22 Ekim 2011 Cumartesi

007

Bir gün bu odadan arkama bakmaksızın çıkıp, bir daha da geri dönmeyeceğim. Hiçbir şeye dokunmayacağım. Öylece yerli yerinde kalacak her şey. Kitaplarım, filmlerim, özenle listelediğim şarkı listelerim, kalemlerim, yazdıklarım, her biri bir anın sembolü olan biblolar, yansımaları bana taşıyan aynalar… Ama durun, aynaların sağlam kalacağı garantisini vermiyorum, veremiyorum. İnsan bir yerden dönmemek üzere çıkıp giderken bir şeyleri kırmalı değil mi? Kırılmaya müsait aklıma gelen ilk şey aynalar oldu. Nedir bu aynalardan alıp veremediği insanın. Ama bir iz bırakmalı mutlaka, birilerinin bir gün anımsayacağı bir iz!

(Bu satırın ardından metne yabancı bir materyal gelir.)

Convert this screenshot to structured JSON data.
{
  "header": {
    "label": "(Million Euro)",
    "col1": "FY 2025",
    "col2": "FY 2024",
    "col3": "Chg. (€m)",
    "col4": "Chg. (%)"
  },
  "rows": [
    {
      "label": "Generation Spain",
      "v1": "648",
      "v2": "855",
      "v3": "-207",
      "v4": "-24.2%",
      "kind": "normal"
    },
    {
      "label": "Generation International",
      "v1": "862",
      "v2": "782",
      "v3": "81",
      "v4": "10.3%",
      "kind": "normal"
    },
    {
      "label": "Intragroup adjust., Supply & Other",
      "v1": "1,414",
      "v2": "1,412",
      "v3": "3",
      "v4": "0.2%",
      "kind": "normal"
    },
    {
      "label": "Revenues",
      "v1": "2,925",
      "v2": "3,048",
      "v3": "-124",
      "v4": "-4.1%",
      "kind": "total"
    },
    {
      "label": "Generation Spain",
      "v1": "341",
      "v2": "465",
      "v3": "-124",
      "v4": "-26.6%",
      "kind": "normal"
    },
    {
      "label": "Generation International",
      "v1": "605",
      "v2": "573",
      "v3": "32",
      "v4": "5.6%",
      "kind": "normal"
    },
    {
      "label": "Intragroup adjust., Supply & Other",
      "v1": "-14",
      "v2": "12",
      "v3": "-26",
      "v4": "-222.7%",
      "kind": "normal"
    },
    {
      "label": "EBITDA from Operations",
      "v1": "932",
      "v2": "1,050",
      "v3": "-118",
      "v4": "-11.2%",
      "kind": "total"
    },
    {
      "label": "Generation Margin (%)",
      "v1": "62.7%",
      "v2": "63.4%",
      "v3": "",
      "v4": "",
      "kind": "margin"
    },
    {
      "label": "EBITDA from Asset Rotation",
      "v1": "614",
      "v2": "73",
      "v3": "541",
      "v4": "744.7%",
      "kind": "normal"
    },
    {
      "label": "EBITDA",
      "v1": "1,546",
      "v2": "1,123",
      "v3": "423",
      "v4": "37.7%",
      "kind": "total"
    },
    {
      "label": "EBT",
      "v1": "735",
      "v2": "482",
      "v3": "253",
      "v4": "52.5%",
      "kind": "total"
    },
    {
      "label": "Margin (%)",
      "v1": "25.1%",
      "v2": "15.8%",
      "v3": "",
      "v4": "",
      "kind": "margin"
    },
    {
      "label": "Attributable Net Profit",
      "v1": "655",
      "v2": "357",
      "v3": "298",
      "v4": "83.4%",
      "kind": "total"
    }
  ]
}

Aklım takvimlerden de uzağını görüyor şu günler. Sürekli bir gelecek muhasebesi yapıyor olmak insanı epey bir boğuyor anlayacağınız. Tepkilerim büyüyor, hırçınlığım kontrol edilemez noktalarda. Bir şeylerin canını alasım var, bu neden ben olmayayım diye düşünüyorum. Hızla köreliyorum. Bu körelmenin sonucunda bozulan sinirlerime hakim olamamak beni korkutuyor. Hiç olmadık birilerine de patlamak var. Patlamak ve can yakmak. Ama hayatım boyunca haksız davranmak istemedim kimseye, haksızlık etmek istemem yine. Giderayak birilerine bulaşmak ve bulaştığım şeyi de kendimle beraber taşımak sonsuzluğa.

Bir bir uzaklaşıyorum şimdi her şeyden ve herkesten. Bir koruma iç güdüsü olmalı bu. Bundan yanıtsız bırakıyorum bir çoğunuzu, ağır ağır çekiliyorum sahneden. Kim bilir bu çekilişi sizler nasıl değerlendiriyor, ne gibi anlamlar veriyorsunuz. Ama son sahnede bunun neden yapıldığını birkaçınızın rahatlıkla anlayabileceğini biliyorum. Çok şey yaşadık sizlerle, çok emeğimiz geçti birbirimize. Bunu anlamanız zor olmasa gerek.

Kendime yetmiyorum!

Kendime.

Kendi.

Önlem alma zamanını geçirmiş her insan gibi, sürekli geçmişe dönüyor olmak, orada bir ipucu bulacağımı sanmak korkunç komik biliyorum. Her kitap bir kez yazılır, her film bir kez çevrilir. Seyrettiğiniz bir filmi başa alıp, anlayamadığınız yerleri tekrar izleyip anlama şansınız vardır, ancak olayların seyrine müdahale edemezsiniz. O film hoşunuza gitmese de, aynı finalle sonlanır.

Peki ne yapmalı? Bu gece arkamdaki duvara asılı duran aynayı kırarak mı başlamalıyım adımlarımı hızlandırmaya. Yoksa tahtadan adama mı sarmalıyım? İçimde biriken isimsiz kaybedişlere bir faydası yok bunun biliyorum.

Dur diyorum.

Dur.

yirmi üç haziran gecesi… yorgun bir uykuya varmadan hemen öncesi.